As an example, let us suppose you are interested in depicting if the percentage of flowers whose sepal length is longer than 6 mm is different in three iris species.
You may be inclined to record a true or false column
is-sepal-longer-than-6cm, but this will restrict the analysis you can perform.
A better solution is to record the length of the sepal (in mm) and automatically create the categorization later.
If you are using R, you would then plot what you wanted with:
iris %>% ## the iris dataset is included in R base dplyr::mutate ("is-sepal-longer-than-6cm" = ifelse(Sepal.Length >6, TRUE, FALSE)) %>% ## this create the new column ggplot2::ggplot (aes (x=`is-sepal-longer-than-6cm` , fill= Species)) + ggplot2::geom_bar() ## this plots the data
Headers names should be chosen with care, and when it is not clear what is meant and what unit is used, you may want to add some explanation in an external document.
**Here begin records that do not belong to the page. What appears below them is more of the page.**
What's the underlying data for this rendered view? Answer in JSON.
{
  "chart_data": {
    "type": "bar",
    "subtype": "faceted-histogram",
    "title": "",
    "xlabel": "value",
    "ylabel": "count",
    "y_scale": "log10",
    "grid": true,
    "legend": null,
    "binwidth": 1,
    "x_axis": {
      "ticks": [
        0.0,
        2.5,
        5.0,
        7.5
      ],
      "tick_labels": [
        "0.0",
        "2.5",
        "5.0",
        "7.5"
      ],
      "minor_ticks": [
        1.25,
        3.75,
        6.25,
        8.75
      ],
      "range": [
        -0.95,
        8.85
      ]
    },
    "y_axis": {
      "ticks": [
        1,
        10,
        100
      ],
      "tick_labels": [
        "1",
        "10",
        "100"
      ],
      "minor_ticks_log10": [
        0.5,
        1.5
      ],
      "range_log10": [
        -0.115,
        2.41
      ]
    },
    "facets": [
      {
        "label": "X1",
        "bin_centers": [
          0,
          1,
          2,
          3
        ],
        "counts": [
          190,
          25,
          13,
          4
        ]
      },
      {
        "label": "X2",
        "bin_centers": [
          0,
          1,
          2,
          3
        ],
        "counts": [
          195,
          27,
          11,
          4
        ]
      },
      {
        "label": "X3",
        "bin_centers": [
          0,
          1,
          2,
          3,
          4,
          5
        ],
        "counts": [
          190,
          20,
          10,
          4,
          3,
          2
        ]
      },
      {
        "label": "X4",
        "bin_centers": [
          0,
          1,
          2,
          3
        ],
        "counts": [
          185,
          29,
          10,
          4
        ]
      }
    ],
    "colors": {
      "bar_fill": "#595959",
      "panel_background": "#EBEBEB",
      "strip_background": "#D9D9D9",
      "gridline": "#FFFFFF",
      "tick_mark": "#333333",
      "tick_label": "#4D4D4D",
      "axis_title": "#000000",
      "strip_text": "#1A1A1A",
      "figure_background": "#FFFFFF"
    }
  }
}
You may also share a sample spreadsheet to a colleague to receive feedback on how understandable your sheet is.
Another alternative is to add some explanations on top of the sheet in the first rows before the headers. By keeping human-readable information at the top of the file, one can better understand the data that starts in the header rows. This information can also help in analysing that data, making sure that the scripts ignore the explanation lines and only consider it during analysis. However, a good file with tidy columns and rows should not need extra explanation.
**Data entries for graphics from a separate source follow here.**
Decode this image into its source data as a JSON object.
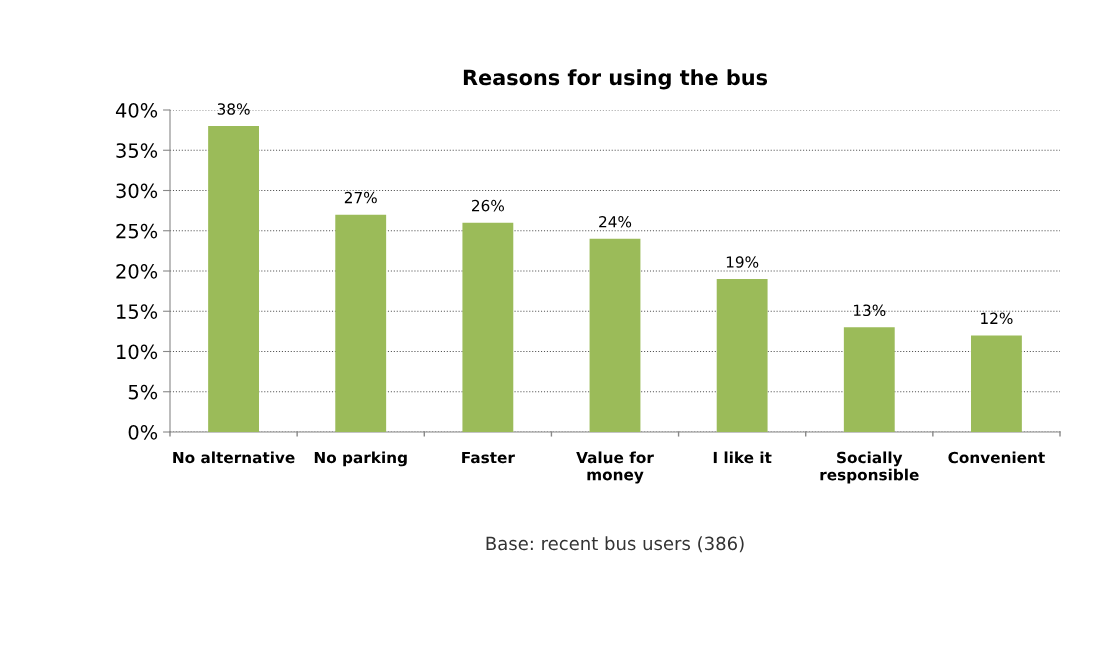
{
  "chart_data": {
    "type": "bar",
    "title": "Reasons for using the bus",
    "categories": [
      "No alternative",
      "No parking",
      "Faster",
      "Value for\nmoney",
      "I like it",
      "Socially\nresponsible",
      "Convenient"
    ],
    "values": [
      38,
      27,
      26,
      24,
      19,
      13,
      12
    ],
    "value_labels": [
      "38%",
      "27%",
      "26%",
      "24%",
      "19%",
      "13%",
      "12%"
    ],
    "color": "#9bbb59",
    "ylim": [
      0,
      40
    ],
    "yticks": [
      {
        "value": 0,
        "label": "0%"
      },
      {
        "value": 5,
        "label": "5%"
      },
      {
        "value": 10,
        "label": "10%"
      },
      {
        "value": 15,
        "label": "15%"
      },
      {
        "value": 20,
        "label": "20%"
      },
      {
        "value": 25,
        "label": "25%"
      },
      {
        "value": 30,
        "label": "30%"
      },
      {
        "value": 35,
        "label": "35%"
      },
      {
        "value": 40,
        "label": "40%"
      }
    ],
    "grid": "y",
    "annotations": [
      "Base: recent bus users (386)"
    ]
  }
}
As for header names, the size of the headers is not an issue for computers. However, for human readability, it is better to keep it short (up to 32 characters).
You do not have to think about the order of the columns for the analysis, as it has no importance for data analysis software. You can, therefore, completely optimise that parameter for the data collection step.
Standard and Versioning¶
A good spreadsheet design has instructive and intuitive header names, and it facilitates both data collection and analysis. Building such a spreadsheet design is difficult as it takes time, multiple iterations, and consensus. It is therefore beneficial to look for a standard spreadsheet before designing your own and to share your design openly once it is created. One should also use a version history of the spreadsheets (as they will evolve), and the analysis script should mention the version number of the spreadsheet. Documentation of the spreadsheet, its version history, and the ontologies it is linked to, can be useful for future users.
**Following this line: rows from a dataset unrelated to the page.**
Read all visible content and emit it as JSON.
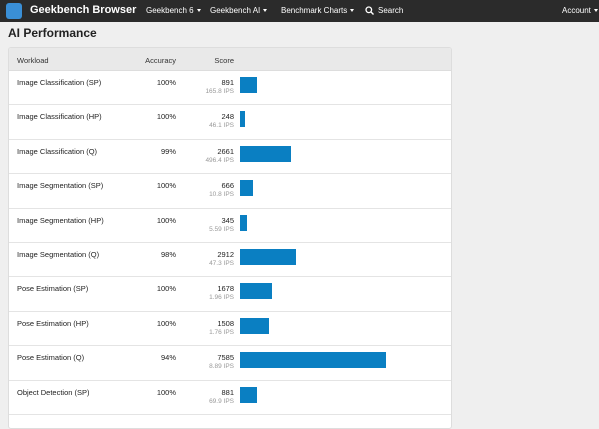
{
  "navbar": {
    "brand": "Geekbench Browser",
    "items": [
      "Geekbench 6",
      "Geekbench AI",
      "Benchmark Charts"
    ],
    "search": "Search",
    "account": "Account"
  },
  "page_title": "AI Performance",
  "table": {
    "headers": [
      "Workload",
      "Accuracy",
      "Score"
    ],
    "rows": [
      {
        "workload": "Image Classification (SP)",
        "accuracy": "100%",
        "score": 891,
        "ips": "165.8 IPS"
      },
      {
        "workload": "Image Classification (HP)",
        "accuracy": "100%",
        "score": 248,
        "ips": "46.1 IPS"
      },
      {
        "workload": "Image Classification (Q)",
        "accuracy": "99%",
        "score": 2661,
        "ips": "496.4 IPS"
      },
      {
        "workload": "Image Segmentation (SP)",
        "accuracy": "100%",
        "score": 666,
        "ips": "10.8 IPS"
      },
      {
        "workload": "Image Segmentation (HP)",
        "accuracy": "100%",
        "score": 345,
        "ips": "5.59 IPS"
      },
      {
        "workload": "Image Segmentation (Q)",
        "accuracy": "98%",
        "score": 2912,
        "ips": "47.3 IPS"
      },
      {
        "workload": "Pose Estimation (SP)",
        "accuracy": "100%",
        "score": 1678,
        "ips": "1.96 IPS"
      },
      {
        "workload": "Pose Estimation (HP)",
        "accuracy": "100%",
        "score": 1508,
        "ips": "1.76 IPS"
      },
      {
        "workload": "Pose Estimation (Q)",
        "accuracy": "94%",
        "score": 7585,
        "ips": "8.89 IPS"
      },
      {
        "workload": "Object Detection (SP)",
        "accuracy": "100%",
        "score": 881,
        "ips": "69.9 IPS"
      }
    ]
  }
}
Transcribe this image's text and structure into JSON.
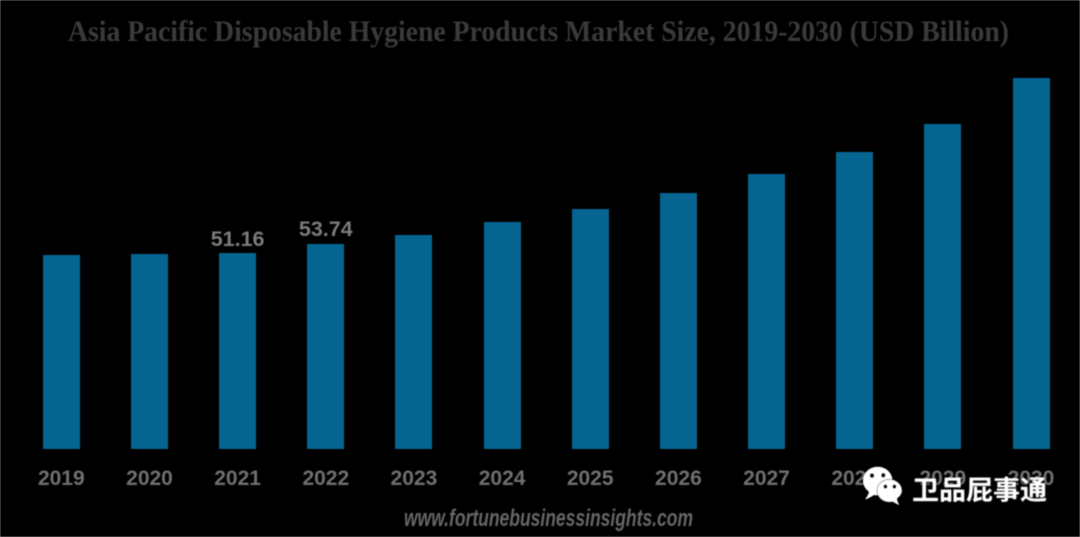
{
  "page": {
    "background": "#000000"
  },
  "chart": {
    "title": "Asia Pacific Disposable Hygiene Products Market Size, 2019-2030 (USD Billion)",
    "title_color": "#3a3a3a",
    "bar_color": "#066490",
    "data_label_color": "#7b7b7b",
    "axis_label_color": "#6f6f6f"
  },
  "chart_data": {
    "type": "bar",
    "title": "Asia Pacific Disposable Hygiene Products Market Size, 2019-2030 (USD Billion)",
    "categories": [
      "2019",
      "2020",
      "2021",
      "2022",
      "2023",
      "2024",
      "2025",
      "2026",
      "2027",
      "2028",
      "2029",
      "2030"
    ],
    "values": [
      50.8,
      51.0,
      51.16,
      53.74,
      56.1,
      59.3,
      62.7,
      66.9,
      71.9,
      77.8,
      85.0,
      97.0
    ],
    "data_labels": [
      "",
      "",
      "51.16",
      "53.74",
      "",
      "",
      "",
      "",
      "",
      "",
      "",
      ""
    ],
    "xlabel": "",
    "ylabel": "USD Billion",
    "ylim": [
      0,
      102
    ],
    "grid": false,
    "legend": false
  },
  "footer": {
    "website": "www.fortunebusinessinsights.com",
    "website_color": "#666666"
  },
  "watermark": {
    "icon": "wechat-icon",
    "text": "卫品屁事通",
    "color": "#ffffff"
  }
}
Working In A Team: Wrap-up¶
If you are working with a team on data collection, make sure:
Everyone uses the same software (and software version) to enter the data.
Everyone uses the same version of the spreadsheet template.
Everyone understands what each column represents, and the unit that should be used.
Every column has a defined standard on how to enter data in it or taxonomy of terms that one can use.
One person is responsible for answering putative questions during data collection.
Every spreadsheet is validated before entering the analysis workflow, and as soon as possible.
While spreadsheets can be a very user-friendly way to collect and share data, they can also be the source of mistakes if misused. When aiming at developing a reproducible workflow for analyses, one should design the spreadsheet for both computer and human readability, and, even before starting data collection, they should consider what would make their data analysis easy. Data manipulation and analysis in spreadsheets, in particular, is best avoided as it leads to non-reproducible workflows. Using version control and making the data read-only are two additional data management practices that can prevent accidents.
Use a README [def] file and and other structure choices to explain naming conventions. It will make it clear to others what the file and header names mean, and what criteria to consider when designing an analysis workflow. If you work in a team, you should take particular care of the conventions and make sure everyone follows them.